E c’è anche ultima ipotesi, che però implica grande fiducia nell’Italia che legge (e contemporaneamente grande scetticismo sulla sua capacità  di comprensione). «Viene da osservare», sostiene Peresson, «la curiosa vicinanza tra i 400mila e-reader che si dicono presenti sul mercato italiano e i settecentomila lettori in meno che riscontriamo dai dati Istat.
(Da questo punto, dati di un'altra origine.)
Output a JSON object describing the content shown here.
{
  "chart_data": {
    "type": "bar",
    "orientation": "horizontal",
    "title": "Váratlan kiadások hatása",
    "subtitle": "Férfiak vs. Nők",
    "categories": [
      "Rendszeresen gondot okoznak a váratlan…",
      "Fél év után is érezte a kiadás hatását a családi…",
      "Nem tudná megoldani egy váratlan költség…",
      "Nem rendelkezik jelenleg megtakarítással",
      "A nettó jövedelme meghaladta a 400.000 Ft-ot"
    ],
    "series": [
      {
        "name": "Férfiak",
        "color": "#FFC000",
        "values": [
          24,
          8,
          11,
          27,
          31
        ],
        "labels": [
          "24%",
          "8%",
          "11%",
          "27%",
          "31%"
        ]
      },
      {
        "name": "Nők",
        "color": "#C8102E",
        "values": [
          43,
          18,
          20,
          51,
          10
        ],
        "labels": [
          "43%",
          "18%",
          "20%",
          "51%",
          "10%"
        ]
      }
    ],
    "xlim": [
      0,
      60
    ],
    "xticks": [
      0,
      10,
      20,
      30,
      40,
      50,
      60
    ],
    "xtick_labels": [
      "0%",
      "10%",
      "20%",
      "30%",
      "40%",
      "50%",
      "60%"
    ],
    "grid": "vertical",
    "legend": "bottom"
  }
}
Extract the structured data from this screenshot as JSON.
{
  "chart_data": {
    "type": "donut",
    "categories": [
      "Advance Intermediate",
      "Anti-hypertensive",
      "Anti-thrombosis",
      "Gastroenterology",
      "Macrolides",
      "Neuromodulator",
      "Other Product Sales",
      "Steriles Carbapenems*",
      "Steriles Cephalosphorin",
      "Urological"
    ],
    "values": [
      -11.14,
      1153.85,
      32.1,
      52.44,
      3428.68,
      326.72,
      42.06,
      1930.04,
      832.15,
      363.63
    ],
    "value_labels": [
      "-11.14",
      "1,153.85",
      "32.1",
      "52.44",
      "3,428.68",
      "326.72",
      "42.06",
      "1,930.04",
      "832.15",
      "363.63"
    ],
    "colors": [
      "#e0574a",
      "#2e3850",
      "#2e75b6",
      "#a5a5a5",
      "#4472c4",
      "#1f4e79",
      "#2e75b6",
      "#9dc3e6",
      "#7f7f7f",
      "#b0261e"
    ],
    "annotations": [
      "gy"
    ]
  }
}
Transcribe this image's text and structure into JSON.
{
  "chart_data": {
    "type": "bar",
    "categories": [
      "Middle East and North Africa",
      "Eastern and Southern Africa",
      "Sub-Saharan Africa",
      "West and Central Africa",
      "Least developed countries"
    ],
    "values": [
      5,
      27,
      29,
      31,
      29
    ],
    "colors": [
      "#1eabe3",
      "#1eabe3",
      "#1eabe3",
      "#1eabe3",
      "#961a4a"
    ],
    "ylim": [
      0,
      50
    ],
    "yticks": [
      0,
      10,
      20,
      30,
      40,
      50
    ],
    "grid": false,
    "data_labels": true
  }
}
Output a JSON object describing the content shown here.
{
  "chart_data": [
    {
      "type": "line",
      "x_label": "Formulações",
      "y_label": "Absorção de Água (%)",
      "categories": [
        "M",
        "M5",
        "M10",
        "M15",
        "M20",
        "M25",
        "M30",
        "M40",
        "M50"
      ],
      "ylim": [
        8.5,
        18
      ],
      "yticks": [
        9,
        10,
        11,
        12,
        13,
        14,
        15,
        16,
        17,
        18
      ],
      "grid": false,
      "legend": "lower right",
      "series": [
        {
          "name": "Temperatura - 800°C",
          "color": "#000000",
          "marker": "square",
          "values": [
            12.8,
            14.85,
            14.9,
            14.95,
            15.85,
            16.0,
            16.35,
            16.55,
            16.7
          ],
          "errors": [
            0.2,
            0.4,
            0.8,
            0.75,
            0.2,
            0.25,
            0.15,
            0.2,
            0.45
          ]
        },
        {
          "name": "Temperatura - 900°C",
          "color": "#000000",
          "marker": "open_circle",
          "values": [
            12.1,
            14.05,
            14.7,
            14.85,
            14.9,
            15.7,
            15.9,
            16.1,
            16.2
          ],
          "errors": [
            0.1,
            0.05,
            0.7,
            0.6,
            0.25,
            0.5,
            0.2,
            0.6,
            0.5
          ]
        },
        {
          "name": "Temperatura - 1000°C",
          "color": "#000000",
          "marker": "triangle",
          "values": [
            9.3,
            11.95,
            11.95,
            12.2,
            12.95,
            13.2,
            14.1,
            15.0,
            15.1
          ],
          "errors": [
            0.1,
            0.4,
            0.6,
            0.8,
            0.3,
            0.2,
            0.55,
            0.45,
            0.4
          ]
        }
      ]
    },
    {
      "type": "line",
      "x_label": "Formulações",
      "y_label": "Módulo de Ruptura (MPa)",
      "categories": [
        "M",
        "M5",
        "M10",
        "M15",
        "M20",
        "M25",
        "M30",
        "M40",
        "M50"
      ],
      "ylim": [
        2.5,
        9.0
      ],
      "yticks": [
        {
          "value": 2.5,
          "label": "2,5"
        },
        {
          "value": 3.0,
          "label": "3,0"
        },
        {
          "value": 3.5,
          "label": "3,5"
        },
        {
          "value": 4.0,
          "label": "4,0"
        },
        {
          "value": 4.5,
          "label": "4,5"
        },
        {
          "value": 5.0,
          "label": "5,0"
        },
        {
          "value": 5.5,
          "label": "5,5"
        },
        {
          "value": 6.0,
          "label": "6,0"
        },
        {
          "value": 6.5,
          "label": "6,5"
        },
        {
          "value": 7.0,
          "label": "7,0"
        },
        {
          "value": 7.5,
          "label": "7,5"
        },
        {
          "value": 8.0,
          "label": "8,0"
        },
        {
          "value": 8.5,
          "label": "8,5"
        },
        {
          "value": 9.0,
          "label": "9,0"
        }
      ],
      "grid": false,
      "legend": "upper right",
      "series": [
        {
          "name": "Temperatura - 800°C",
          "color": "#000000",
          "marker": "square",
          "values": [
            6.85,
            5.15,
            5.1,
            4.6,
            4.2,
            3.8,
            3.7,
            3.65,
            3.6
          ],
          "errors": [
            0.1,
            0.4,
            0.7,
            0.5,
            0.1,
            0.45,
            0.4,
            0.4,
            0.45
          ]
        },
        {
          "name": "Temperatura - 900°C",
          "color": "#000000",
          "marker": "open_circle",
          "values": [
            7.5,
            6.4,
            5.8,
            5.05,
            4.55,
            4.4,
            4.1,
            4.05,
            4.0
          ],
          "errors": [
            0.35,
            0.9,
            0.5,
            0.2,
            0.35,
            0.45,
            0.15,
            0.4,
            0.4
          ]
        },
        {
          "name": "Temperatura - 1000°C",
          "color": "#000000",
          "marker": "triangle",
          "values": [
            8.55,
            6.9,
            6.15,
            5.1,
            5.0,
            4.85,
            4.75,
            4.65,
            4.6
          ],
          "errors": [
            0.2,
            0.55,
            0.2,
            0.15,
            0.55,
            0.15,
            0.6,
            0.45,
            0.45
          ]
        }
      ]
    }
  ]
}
La stessa Nielsen stimava in 550-600.000 i lettori di e-book nel trimestre ottobre-dicembre 2010. Tanto più che i lettori forti – in Italia come altrove – sono la parte di popolazione in cui si concentra la diffusione iniziale di e-reader e del fenomeno e-book». Ma questa ipotesi implicherebbe che alla domanda dell’Istat – «Ha letto almeno un libro non scolastico nei 12 mesi precedenti?» – settecentomila persone abbiano risposto: «No, perché ho letto solo e-book». A questo punto la questione si fa ancora più preoccupante: non si sono persi lettori, ma la duttilità  mentale di chi risponde. O forse è inadeguata la domanda dell’Istat, che non tiene conto dei cambiamenti nella lettura. «Oggi è diventato più difficile identificare il lettore», dice Peresson. «E l’Istat, pur disponendo di una macchina di rilevazione statistica straordinaria, non ha aggiornato le sue categorie concettuali. Così da alcuni anni è rimasto identico l’impianto di una inchiesta molto bella e utile sulle nuove tecnologie in famiglia. E ancora manca la domanda sull’e-book». 
Aggiornando l’Istat, c’è la possibilità  di recuperare i settecentomila lettori perduti? Il problema rimane aperto, fino alle prossime rilevazioni sulla lettura. Dei libri di carta e di quelli elettronici, nessuno escluso.